Segunda, 01 de setembro de 2025
O promotor de Justiça Lincoln Gakiya, que há mais de duas décadas se dedica a combater o Primeiro Comando da Capital (PCC), está pessimista quanto ao sucesso da missão. A facção, nascida em presídios de São Paulo, já expandiu sua atuação para 28 países e consolidou presença no tráfico de drogas, além de ter influência na economia e política no Brasil.
Gakiya integra o Grupo de Atuação Especial de Repressão ao Crime Organizado do Ministério Público de São Paulo em Presidente Prudente. Ele afirma que o PCC nunca foi tão poderoso quanto atualmente, seja em faturamento, presença global ou capacidade de atuação na economia formal.
Narcoestado
Em entrevista ao jornal O Globo, publicada neste sábado, 30, Gakiya diz ser impossível rastrear em quantas atividades do mercado formal o PCC já se infiltrou. O promotor ressalta que, sem uma agência nacional para unificar o combate ao crime organizado, existe o risco de o Brasil transformar-se em um narcoestado em até três décadas.
“O PCC já pode ser classificado como uma organização mafiosa”, destaca. “Não precisa mais da ostensividade da violência, exibindo fuzis e praticando crimes cinematográficos. Ele já passou dessa fase, está ganhando muito dinheiro, principalmente com o tráfico internacional de cocaína para a Europa.”
O retorno do dinheiro ilegal exige inserção na economia formal, frequentemente por meio de empresas legítimas com funcionários e serviços reais, o que dificulta o rastreamento pelas autoridades. Gakyia conta que, há pelo menos dez anos, o PCC começou a lavar dinheiro por meio da compra de postos de gasolina e concessionárias de veículos
“Antigamente, o PCC montava empresas de fachada, mais simples de detectar. Agora, as empresas são lícitas, têm funcionários, prestam serviços reais e têm capital da facção”, relata. “É muito difícil dimensionar em que negócios o PCC está. É mais fácil dizer em qual ramo da economia ele não está.”
A respeito da sobreposição entre ações do Ministério Público e da Polícia Federal (PF), Gakiya diz que a falta de integração entre órgãos é um obstáculo significativo. “O maior desafio do Brasil, hoje, em termos de segurança pública, é coordenação e integração.” Ele defende a criação de uma agência para coordenar e tornar mais eficiente o combate ao crime organizado.
Criação de uma agência antimáfia
“Sou a favor da criação de uma agência antimáfia. Nós já temos máfia no Brasil, o PCC já é uma organização mafiosa.” A proposta consistiria em um órgão composto por todas as instituições.

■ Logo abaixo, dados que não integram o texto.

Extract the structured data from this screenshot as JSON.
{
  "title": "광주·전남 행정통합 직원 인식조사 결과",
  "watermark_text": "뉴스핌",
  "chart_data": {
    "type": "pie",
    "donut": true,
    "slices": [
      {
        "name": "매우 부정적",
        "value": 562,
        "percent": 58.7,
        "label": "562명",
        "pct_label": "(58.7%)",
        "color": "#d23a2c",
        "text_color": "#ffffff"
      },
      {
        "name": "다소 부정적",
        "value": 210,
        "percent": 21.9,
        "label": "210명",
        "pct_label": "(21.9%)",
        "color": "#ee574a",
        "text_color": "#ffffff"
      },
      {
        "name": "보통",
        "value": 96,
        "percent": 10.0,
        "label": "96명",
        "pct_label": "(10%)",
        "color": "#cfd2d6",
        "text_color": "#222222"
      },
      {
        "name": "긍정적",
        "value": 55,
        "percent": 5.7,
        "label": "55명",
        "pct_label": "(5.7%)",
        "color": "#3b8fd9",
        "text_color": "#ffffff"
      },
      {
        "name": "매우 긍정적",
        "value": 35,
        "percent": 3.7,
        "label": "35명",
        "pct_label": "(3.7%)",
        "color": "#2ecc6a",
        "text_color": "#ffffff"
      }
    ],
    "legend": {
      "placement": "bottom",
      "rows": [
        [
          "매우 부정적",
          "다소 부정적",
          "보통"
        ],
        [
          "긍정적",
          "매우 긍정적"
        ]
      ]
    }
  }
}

Atualmente, não há subordinação entre as instituições, “cada uma tem seu ramo de atuação, suas expectativas, sua formação e gera muita disputa institucional”.
O diretor da PF, Andrei Rodrigues, já afirmou em público ser contrário à criação de uma agência antimáfia, sob o argumento de que a própria instituição cumpre esse papel. Entretanto, Gakyia rebate: “se tivesse suprido o papel de fazer essa integração entre as instituições, não estaríamos no estado que estamos agora”.
Estado paralelo
O promotor alerta que o país vive um processo de consolidação de um Estado paralelo, com o risco de se tornar um narcoestado em até 30 anos, caso nenhuma medida seja adotada. “O crime organizado está num processo de crescimento exponencial”, ressalta. “E ninguém sabe onde isso vai chegar.”
Um narcoestado envolve o domínio da política institucional. “Quando o crime começa a dominar as prefeituras, as câmaras municipais, e depois a ter influência sobre os governos estaduais, pode chegar a eleger um presidente ou então ter ligações diretas com o presidente”, explicou Gakyia. “É isso que precisamos evitar.”
Uma consolidação de influência, aliás, pode estar em curso. “No ano que vem, teremos campanhas e é bem possível que o PCC também esteja financiando algum candidato.” A facção “tem todo o interesse, estando na economia formal, de participar dessa fatia do bolo, ou seja, de licitações ou dos negócios públicos”, diz o promotor. “Quando você elege representante, seja no Legislativo, seja no Executivo, você vai cobrar a conta depois.”